Das Versehen in diesem Fall konnte also willentlich zustande gekommen, ein durchaus üblicher Scherz des Beamten oder eine Gemeinheit gegenüber einem »außerhalb der Stadt Ansässigen« gewesen sein oder sich auch nur der Interpretation des Satzes »Den Menschen freut der Mensch« verdanken, derzufolge eine Amtsperson einen Niedriggestellten in ihrem Büro zum Spielzeug der Langeweile machen darf.
Damals und eigentlich auch heute noch bereitet es der Kultur- und Machtelite große Freude, das Land außerhalb Reykjavíks als Steppe endloser Plackerei oder Weidegrund von hirnlosen Idioten anzusehen, die so dumm sind, daß sie nicht einmal Verstand genug besitzen, in die Hauptstadt zu ziehen.

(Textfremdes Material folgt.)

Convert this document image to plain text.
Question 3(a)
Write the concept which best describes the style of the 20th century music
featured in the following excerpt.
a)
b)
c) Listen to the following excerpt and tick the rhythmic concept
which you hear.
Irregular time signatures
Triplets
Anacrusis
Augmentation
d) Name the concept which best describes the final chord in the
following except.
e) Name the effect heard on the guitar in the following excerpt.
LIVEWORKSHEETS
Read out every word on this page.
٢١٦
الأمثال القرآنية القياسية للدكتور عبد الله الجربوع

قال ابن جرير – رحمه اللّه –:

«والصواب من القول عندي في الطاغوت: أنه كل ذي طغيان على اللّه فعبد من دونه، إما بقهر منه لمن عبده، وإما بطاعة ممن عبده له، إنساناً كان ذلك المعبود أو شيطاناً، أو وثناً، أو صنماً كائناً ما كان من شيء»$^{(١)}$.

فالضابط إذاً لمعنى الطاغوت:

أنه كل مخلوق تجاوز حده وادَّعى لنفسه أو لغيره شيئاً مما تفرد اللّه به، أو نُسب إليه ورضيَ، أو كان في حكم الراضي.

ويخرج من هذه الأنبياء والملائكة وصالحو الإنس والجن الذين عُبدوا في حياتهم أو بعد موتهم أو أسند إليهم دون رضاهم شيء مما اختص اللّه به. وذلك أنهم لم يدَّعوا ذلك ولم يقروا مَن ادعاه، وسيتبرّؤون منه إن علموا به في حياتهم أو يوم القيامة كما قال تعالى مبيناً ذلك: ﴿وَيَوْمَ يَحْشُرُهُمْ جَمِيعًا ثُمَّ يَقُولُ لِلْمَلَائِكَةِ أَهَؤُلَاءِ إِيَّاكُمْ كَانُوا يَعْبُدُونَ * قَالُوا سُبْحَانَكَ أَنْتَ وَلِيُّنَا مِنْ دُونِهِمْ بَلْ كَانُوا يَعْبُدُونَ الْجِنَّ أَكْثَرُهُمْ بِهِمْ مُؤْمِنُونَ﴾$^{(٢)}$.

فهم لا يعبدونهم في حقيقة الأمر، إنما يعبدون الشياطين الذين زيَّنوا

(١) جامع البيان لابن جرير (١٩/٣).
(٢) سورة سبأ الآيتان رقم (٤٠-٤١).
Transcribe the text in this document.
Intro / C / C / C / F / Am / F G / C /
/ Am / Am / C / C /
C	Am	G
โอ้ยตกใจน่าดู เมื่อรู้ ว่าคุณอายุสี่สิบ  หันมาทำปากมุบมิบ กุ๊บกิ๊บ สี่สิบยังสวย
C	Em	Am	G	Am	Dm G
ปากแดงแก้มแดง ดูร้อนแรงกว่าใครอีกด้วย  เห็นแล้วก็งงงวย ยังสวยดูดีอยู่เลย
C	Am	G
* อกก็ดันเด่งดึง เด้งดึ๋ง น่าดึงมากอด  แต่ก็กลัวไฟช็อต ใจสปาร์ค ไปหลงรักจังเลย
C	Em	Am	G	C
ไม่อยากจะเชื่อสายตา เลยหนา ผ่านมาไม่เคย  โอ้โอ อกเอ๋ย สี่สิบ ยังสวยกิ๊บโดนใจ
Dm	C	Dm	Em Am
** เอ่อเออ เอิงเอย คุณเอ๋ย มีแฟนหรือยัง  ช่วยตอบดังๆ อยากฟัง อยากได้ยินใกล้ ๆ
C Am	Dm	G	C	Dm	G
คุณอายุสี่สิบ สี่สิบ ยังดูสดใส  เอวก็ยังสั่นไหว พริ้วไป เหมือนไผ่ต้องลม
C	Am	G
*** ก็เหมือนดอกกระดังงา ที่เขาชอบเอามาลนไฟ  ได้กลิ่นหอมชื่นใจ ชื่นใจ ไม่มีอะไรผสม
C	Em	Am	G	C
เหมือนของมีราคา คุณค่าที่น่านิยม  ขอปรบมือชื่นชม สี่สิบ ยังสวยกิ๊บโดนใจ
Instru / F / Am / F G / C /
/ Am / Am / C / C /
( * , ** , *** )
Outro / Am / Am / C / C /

Wie dem auch sei, habe ich den Verdacht, daß meinem Vater der »Irrtum« voll und ganz entgangen ist und der hinterhältige Scherz damit sein Ziel verfehlte. Das einfache Volk ist so gestrickt, daß es nicht einmal dann etwas richtigzustellen versucht, wenn es sich vermeiden läßt. Ein Arbeiter hat für so etwas keine Zeit. Mit Juristen hat das einfache Volk gemein, auf dem Feld der Gerechtigkeit faul und nachlässig zu sein.
Mit der Urkunde verwandelte sich mein Vater im Lauf der Zeit von einem Seemann in offenen Booten zu einem Zimmermann, und er genoß den Wandel, denn es war doch ein beträchtlicher Unterschied, mit Fisch im Meer zu tun zu haben oder an Land mit den Händen über trockenes, warmes Holz zu streichen. Gleichwohl dauerte es viele Jahre, ehe er sich von seinen Vbrgesetzten und dem Meer trennen konnte und an seine Berufung als Zimmermann zu glauben begann. Nach wie vor fuhr er im Winter zur See, zimmerte und reparierte im Frühjahr, verdingte sich im Sommer als Erntearbeiter bei den Bauern und machte im Herbst die Kartoffeln aus, so daß er dem Staatlichen Gemüsehandel regelmäßig drei Sack Kartoffeln und einen mit Rüben verkaufen konnte, um so das Familieneinkommen zu sichern.